Finally some real bbq


----------



## BBQBOSS (Oct 27, 2010)

bigox911 said:


> Finally some real bbq



I'll stick with the hot wangs there... best thing they have.


----------



## Jranger (Oct 27, 2010)

Gonna try and make it myself...


----------



## threeleggedpigmy (Oct 27, 2010)

Jranger said:


> Gonna try and make it myself...



The more the merrier!


----------



## The AmBASSaDEER (Oct 27, 2010)

bigox911 said:


> Finally some real bbq



fer sure


----------



## BBQBOSS (Oct 27, 2010)

I will be there fo sho... i got a kitchen pass for the night so its just me minus ball & chain/kids.


----------



## BBQBOSS (Oct 27, 2010)

bigox911 said:


> Finally some real bbq





The AmBASSaDEER said:


> fer sure



I have about 20lbs of que in my freezer... think they would mind if i brought it and asked them to heat it up for us???


----------



## The AmBASSaDEER (Oct 27, 2010)

bigox911 said:


> Finally some real bbq





BBQBOSS said:


> I have about 20lbs of que in my freezer... think they would mind if i brought it and asked them to heat it up for us???



Do it!!! I dare ya!


----------



## germag (Oct 27, 2010)

BBQBOSS said:


> I have about 20lbs of que in my freezer... think they would mind if i brought it and asked them to heat it up for us???



I'm down wit' dat! 


Actually, come to think of it maybe you'd better not.....I'm betting they won't like getting upstaged.....we might not be welcome to come back next time....


----------



## The AmBASSaDEER (Oct 27, 2010)

Should I bring my rollerskates or what?


----------



## BBQBOSS (Oct 27, 2010)

germag said:


> I'm down wit' dat!
> 
> 
> Actually, come to think of it maybe you'd better not.....I'm betting they won't like getting upstaged.....we might not be welcome to come back next time....
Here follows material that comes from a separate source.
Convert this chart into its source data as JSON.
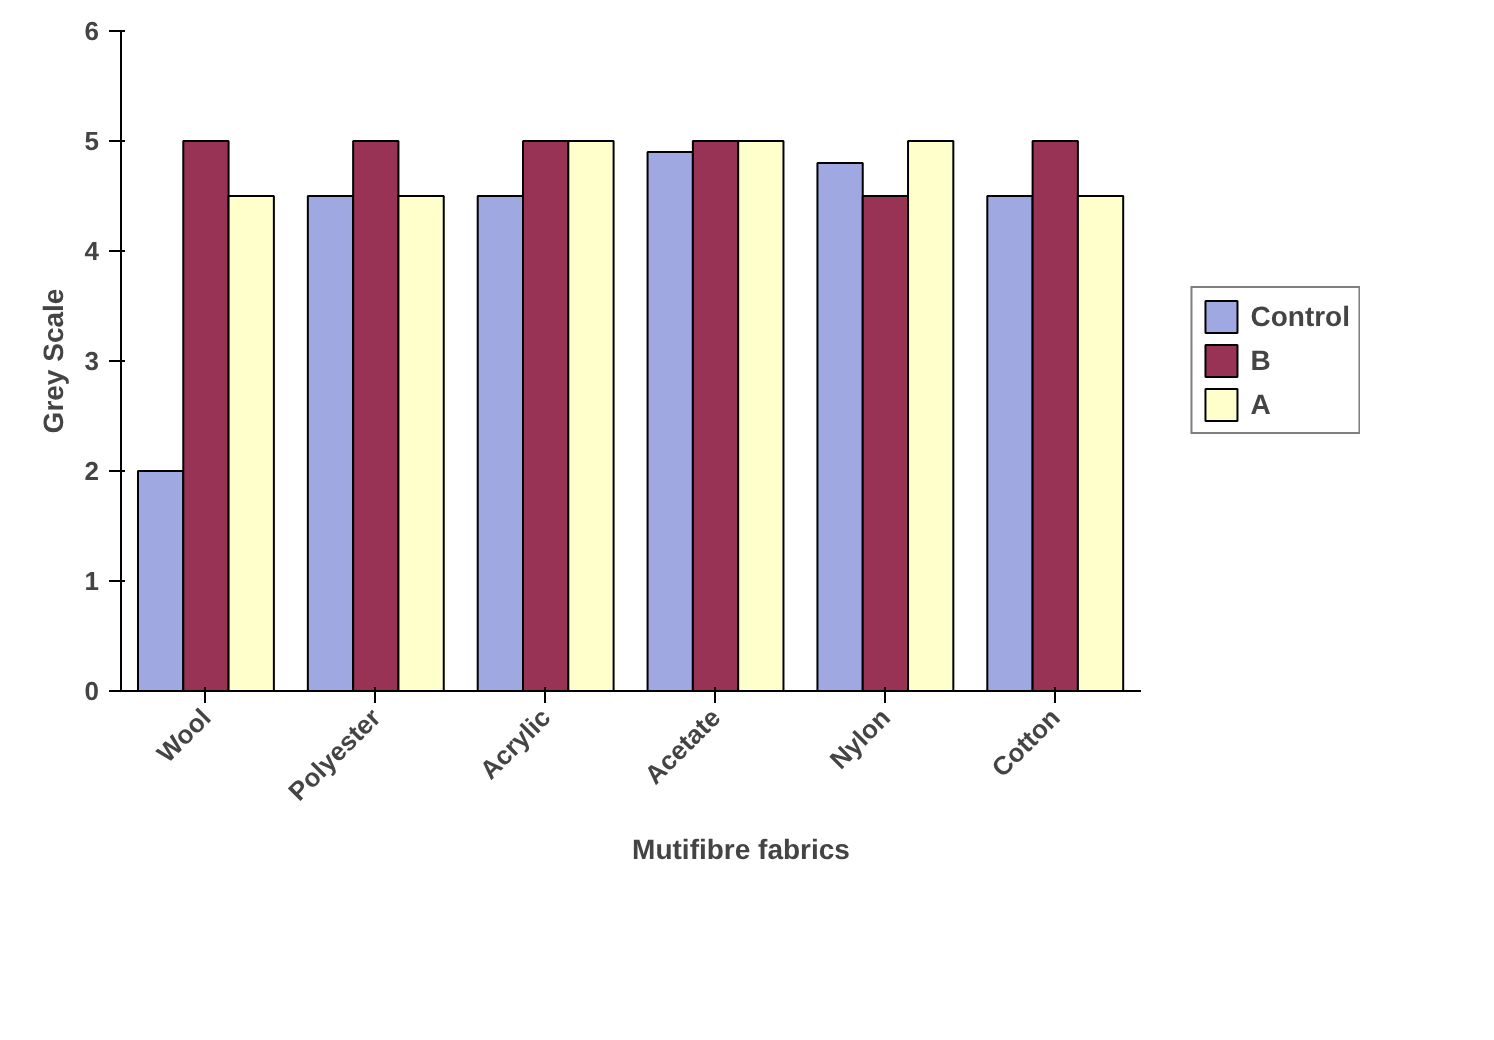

Yeah i better hold off cause the guy i cooked this for has bunches of guns and his wife has an itchy trigger finger. I dont need anymore ventilation holes in me.


----------



## threeleggedpigmy (Oct 27, 2010)

Bump


----------



## Jranger (Oct 27, 2010)

The AmBASSaDEER said:


> Should I bring my rollerskates or what?



I'll buy you a beer if you wear em...


----------



## germag (Oct 27, 2010)

It was a good time! Good to see everybody.


----------



## NOYDB (Oct 27, 2010)

Enjoyed the excellent company as always.


----------



## BBQBOSS (Oct 28, 2010)

Another good one guys and gals!  Good to see everyone again!


----------



## OutFishHim (Oct 28, 2010)

Had a great time!


----------



## bigox911 (Oct 28, 2010)

Good to see y'all as always


----------



## jsullivan03 (Oct 28, 2010)

OutFishHim said:


> Had a great time!


----------



## boonhogganbeck (Oct 28, 2010)

Hate that I missed it.


----------



## Jranger (Oct 28, 2010)

OutFishHim said:


> Had a great time!



You were a wild woman last night night...

I don't think I've seen any one have that much fun...

Good to see all you guys again...I need to get out more.


----------